At a minimum, the disclosure would need to identify the parties and the material terms of the agreement or arrangement.
In recognition of circumstances that do not raise concerns or where disclosure may be duplicative, the proposed rule would not apply to agreements and arrangements that either:
  • Relate only to reimbursement of expenses incurred in connection with candidacy as a director.
  • Existed before the nominees' candidacy and have been otherwise publicly disclosed (for example, in a director's biographical summary included in periodic reports filed with the SEC).

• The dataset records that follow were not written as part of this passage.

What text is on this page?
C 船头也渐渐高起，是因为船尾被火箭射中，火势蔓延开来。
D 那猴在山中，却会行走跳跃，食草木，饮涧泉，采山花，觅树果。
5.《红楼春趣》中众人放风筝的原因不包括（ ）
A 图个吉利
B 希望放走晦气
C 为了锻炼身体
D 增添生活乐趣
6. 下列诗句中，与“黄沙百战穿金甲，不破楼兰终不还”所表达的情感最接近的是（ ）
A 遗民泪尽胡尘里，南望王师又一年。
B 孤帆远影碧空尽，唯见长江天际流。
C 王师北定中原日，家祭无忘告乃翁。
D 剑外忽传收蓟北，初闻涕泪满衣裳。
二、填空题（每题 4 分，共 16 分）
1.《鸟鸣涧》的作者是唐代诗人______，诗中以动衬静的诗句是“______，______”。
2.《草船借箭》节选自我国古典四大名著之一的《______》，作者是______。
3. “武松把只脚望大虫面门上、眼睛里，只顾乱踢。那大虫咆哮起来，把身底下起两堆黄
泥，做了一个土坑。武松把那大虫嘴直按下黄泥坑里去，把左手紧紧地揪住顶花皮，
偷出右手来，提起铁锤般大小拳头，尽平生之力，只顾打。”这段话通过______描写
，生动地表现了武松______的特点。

The proposal also states that a listed company would not be considered deficient in the proposed disclosure obligations if the company:
  • Has undertaken reasonable efforts to identify all relevant agreements and arrangements, including by asking each director or nominee in a manner designed to allow timely disclosure.
  • Promptly makes the required disclosure by filing a Form 8-K or 6-K, where required by SEC rules, or by issuing a press release if it discovers an agreement or arrangement that should have been disclosed but has not.
Under the proposal, if a company were considered deficient, it would be required to provide a plan to regain compliance sufficient to satisfy NASDAQ's staff that the company has adopted processes and procedures designed to identify and disclose relevant agreements and arrangements in the future. If a company did not submit a plan to regain compliance, it would receive a Staff Delisting Determination, which the company could appeal to a Hearings Panel under NASDAQ Rule 5815.
The proposed rule change requires SEC approval.